With the death last week of Yale surgeon Dr. Sherwin Nuland, the New York Times obituary credited his 1993 best-selling book, “How We Die,” with being the catalyst that spurred many conversations about end-of-life care.
Yet 20 years later, many doctors still have a hard time initiating such conversations with their patients, especially those dying before their time from, say, metastatic cancer. Evidence of this comes from a troubling new Dana-Farber Cancer Institute study, which found that more than half of end-stage cancer patients receive chemotherapy during the last few months of their life, and those who received such treatment were more likely to die in a hospital intensive care unit, hooked to a ventilator, rather than at home as they would have preferred.
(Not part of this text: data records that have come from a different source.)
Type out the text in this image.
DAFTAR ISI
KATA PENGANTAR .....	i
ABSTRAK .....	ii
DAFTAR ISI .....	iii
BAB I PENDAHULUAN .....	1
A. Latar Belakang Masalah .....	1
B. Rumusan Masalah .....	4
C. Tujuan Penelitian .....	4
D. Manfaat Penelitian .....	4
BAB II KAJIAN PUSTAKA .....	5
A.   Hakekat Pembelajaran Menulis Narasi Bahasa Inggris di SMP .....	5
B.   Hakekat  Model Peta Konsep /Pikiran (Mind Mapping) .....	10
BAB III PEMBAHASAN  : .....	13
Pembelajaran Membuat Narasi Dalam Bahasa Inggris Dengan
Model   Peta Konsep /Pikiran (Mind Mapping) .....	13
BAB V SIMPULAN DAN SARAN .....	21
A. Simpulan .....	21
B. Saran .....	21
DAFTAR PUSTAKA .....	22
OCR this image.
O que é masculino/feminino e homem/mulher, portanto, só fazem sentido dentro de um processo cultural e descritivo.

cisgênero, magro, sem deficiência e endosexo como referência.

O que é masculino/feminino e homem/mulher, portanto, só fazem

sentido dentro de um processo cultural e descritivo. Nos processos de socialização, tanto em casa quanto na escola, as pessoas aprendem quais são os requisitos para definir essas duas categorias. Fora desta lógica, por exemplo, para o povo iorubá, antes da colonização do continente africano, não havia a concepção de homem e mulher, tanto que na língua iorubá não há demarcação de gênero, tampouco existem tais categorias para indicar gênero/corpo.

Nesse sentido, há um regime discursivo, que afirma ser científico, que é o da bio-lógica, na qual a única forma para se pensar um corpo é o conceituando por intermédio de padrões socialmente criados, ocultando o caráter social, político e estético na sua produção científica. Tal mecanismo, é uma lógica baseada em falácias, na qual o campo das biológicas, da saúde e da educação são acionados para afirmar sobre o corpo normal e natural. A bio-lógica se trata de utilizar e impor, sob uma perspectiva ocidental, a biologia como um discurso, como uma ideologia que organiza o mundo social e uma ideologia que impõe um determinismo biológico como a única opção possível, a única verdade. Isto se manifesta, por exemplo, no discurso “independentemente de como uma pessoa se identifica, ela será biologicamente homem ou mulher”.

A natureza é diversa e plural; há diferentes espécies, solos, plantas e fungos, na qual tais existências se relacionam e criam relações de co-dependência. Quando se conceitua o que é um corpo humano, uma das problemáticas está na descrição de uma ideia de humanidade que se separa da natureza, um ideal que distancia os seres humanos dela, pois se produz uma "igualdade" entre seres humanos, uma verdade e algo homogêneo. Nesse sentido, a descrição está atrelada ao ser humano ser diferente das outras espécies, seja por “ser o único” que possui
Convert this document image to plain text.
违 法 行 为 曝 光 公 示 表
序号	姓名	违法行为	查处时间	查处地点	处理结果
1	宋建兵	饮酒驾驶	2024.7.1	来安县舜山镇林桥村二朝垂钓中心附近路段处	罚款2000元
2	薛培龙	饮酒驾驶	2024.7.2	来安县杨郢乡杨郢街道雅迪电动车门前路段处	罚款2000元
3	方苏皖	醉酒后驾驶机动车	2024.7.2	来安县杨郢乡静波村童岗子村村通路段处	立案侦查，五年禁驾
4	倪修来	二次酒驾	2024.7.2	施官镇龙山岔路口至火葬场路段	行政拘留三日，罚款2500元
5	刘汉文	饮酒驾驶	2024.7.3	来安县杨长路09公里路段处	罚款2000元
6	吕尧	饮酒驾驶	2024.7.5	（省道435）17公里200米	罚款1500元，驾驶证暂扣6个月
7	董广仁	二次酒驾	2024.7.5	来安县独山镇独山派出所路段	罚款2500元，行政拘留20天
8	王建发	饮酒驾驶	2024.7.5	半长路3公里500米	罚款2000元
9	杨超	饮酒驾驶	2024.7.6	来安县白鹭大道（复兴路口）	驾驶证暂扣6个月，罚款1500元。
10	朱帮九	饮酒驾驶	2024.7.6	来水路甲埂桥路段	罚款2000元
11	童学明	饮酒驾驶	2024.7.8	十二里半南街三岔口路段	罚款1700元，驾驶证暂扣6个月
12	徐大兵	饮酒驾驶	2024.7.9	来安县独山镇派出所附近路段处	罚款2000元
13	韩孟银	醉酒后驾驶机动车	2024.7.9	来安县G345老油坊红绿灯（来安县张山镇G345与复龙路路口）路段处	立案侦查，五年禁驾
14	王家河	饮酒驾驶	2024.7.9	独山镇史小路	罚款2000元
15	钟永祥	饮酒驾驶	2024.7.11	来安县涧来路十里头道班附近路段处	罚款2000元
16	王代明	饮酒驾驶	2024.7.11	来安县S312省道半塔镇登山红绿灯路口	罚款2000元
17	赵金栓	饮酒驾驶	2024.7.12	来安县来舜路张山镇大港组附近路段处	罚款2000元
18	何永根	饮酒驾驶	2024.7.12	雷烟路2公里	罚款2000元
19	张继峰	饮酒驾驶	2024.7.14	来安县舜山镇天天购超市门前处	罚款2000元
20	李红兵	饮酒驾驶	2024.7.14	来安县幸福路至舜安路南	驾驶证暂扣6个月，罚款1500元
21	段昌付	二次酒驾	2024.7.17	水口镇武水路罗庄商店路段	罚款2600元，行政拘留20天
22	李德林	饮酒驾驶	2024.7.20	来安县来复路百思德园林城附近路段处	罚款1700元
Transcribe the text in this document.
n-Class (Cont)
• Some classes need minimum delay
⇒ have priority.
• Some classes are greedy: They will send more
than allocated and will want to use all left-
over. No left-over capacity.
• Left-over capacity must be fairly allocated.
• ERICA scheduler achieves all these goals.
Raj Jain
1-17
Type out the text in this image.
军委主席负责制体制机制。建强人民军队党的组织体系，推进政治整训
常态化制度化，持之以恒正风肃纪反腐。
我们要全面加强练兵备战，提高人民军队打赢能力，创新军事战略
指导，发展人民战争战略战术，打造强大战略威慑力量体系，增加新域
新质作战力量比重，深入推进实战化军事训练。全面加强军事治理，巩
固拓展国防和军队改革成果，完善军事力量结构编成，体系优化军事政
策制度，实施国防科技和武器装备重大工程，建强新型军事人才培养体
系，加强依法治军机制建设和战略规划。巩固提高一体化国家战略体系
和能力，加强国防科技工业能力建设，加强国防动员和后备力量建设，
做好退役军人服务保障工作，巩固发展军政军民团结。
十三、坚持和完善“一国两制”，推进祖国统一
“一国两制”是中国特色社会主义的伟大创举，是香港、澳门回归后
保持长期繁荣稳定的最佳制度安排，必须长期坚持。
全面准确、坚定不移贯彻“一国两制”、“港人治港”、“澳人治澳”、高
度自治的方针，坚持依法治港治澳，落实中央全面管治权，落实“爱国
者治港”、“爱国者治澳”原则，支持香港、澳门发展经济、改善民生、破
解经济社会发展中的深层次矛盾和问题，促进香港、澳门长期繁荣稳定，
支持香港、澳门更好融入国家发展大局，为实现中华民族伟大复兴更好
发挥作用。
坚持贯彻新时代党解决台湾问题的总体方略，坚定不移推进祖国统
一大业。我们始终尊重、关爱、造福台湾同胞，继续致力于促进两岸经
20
These patients were also less likely to have discussed their end of life wishes with their oncologist compared with other end-stage cancer patients who opted not to continue chemotherapy, according to the study of 386 terminally ill cancer patients published last Tuesday in the British Medical Journal.
“There’s a subtle dance that happens between oncologist and patient,” said study leader Dr. Alexi Wright, “where doctors don’t want to broach the subject of dying because it makes those patients think we’re giving up on them.”
She and her colleagues found that chemotherapy didn’t prolong survival but did increase the likelihood of a more medicalized death: 65 percent of those on cancer drugs died in their preferred place compared with 80 percent of those who stopped treatments.